The dyes used are Achroma dyes, renowned for their focus on sustainability. They neither use nor release hazardous chemicals such as formaldehyde in their production and use less water during the dying process than many other dyes on the market.

The complete transparency and direct control of each aspect of the procurement and making process enables Tappeti to provide clients with complete assurance of the ethical provenance of every rug. This level of governance is exemplary, providing a level of moral responsibility that many designers and clients respond to.

Another outcome of the careful and considered approach to making is that Tappeti products have an extended lifetime, ensuring the labour and resources involved are not taken for granted or treated as disposable.

Tappeti ethical rug-making

Designer Kirsten Stanisich from Richards Stanisich has been working with Tappeti since Gobbo founded the company. She says the concept of ‘permanence’ is important to her, as it is a key element of sustainability.

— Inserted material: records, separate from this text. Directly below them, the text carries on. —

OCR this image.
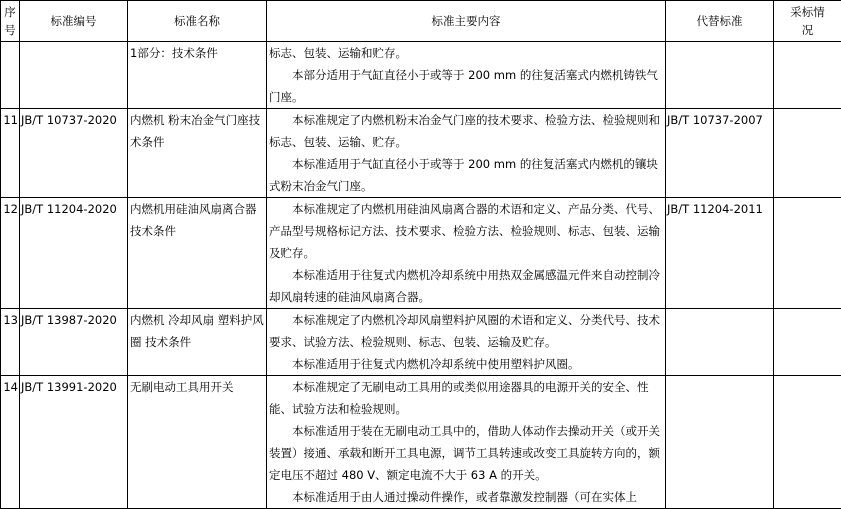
序号	标准编号	标准名称	标准主要内容	代替标准	采标情况
		1部分：技术条件	标志、包装、运输和贮存。

本部分适用于气缸直径小于或等于 200 mm 的往复活塞式内燃机铸铁气门座。		

11	JB/T 10737-2020	内燃机 粉末冶金气门座技术条件	本标准规定了内燃机粉末冶金气门座的技术要求、检验方法、检验规则和标志、包装、运输、贮存。

本标准适用于气缸直径小于或等于 200 mm 的往复活塞式内燃机的镶块式粉末冶金气门座。	JB/T 10737-2007	
12	JB/T 11204-2020	内燃机用硅油风扇离合器技术条件	本标准规定了内燃机用硅油风扇离合器的术语和定义、产品分类、代号、产品型号规格标记方法、技术要求、检验方法、检验规则、标志、包装、运输及贮存。

本标准适用于往复式内燃机冷却系统中用热双金属感温元件来自动控制冷却风扇转速的硅油风扇离合器。	JB/T 11204-2011	
13	JB/T 13987-2020	内燃机 冷却风扇 塑料护风圈 技术条件	本标准规定了内燃机冷却风扇塑料护风圈的术语和定义、分类代号、技术要求、试验方法、检验规则、标志、包装、运输及贮存。

本标准适用于往复式内燃机冷却系统中使用塑料护风圈。		

14	JB/T 13991-2020	无刷电动工具用开关	本标准规定了无刷电动工具用的或类似用途器具的电源开关的安全、性能、试验方法和检验规则。

本标准适用于装在无刷电动工具中的，借助人体动作去操动开关（或开关装置）接通、承载和断开工具电源，调节工具转速或改变工具旋转方向的，额定电压不超过 480 V、额定电流不大于 63 A 的开关。

本标准适用于由人通过操动件操作，或者靠激发控制器（可在实体上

“When we look at that idea of permanence, we are looking for things that won’t quickly look out of place in their colour or style, and also items that have innate qualities that make them durable and fit-for-purpose.” Stanisich explains.

Tappeti products have that long-term, lasting quality, she says. The beautiful quality of the hand-knotted hemps and hand-knotted wools makes a wonderful artistic stamen in the lobby of a major building. They are also durable and retain their beauty even under the constant wear of people passing in and out.

The clients Stanisich works with understand the benefit of foregoing ‘cheap’ wall-to-wall carpet of uncertain provenance to instead spend the budget wisely on a bespoke, hand-made rug that will illustrate a space, not just cover the floors.

She believes the superior ethical and environmental principles that are part of the fabric of Tappeti also add an element of beauty that can be perceived on a subliminal level.

“When you bring these textiles into a space and they are that quality, hand-made product, we respond to it as humans. You can almost see how that rug has been put together from the wool by human hands,”

Stanisich says the Fair Trade dimension of decent treatment, wages and conditions for workers is so fundamental. It is something clients are increasingly interested in also. “It’s so important, [how workers are treated] is something that is in all of our lives and all of the products we have. It is about not just thinking of suppliers as contracts but seeing them as part of our commercial family and ensuring we are looking after people.”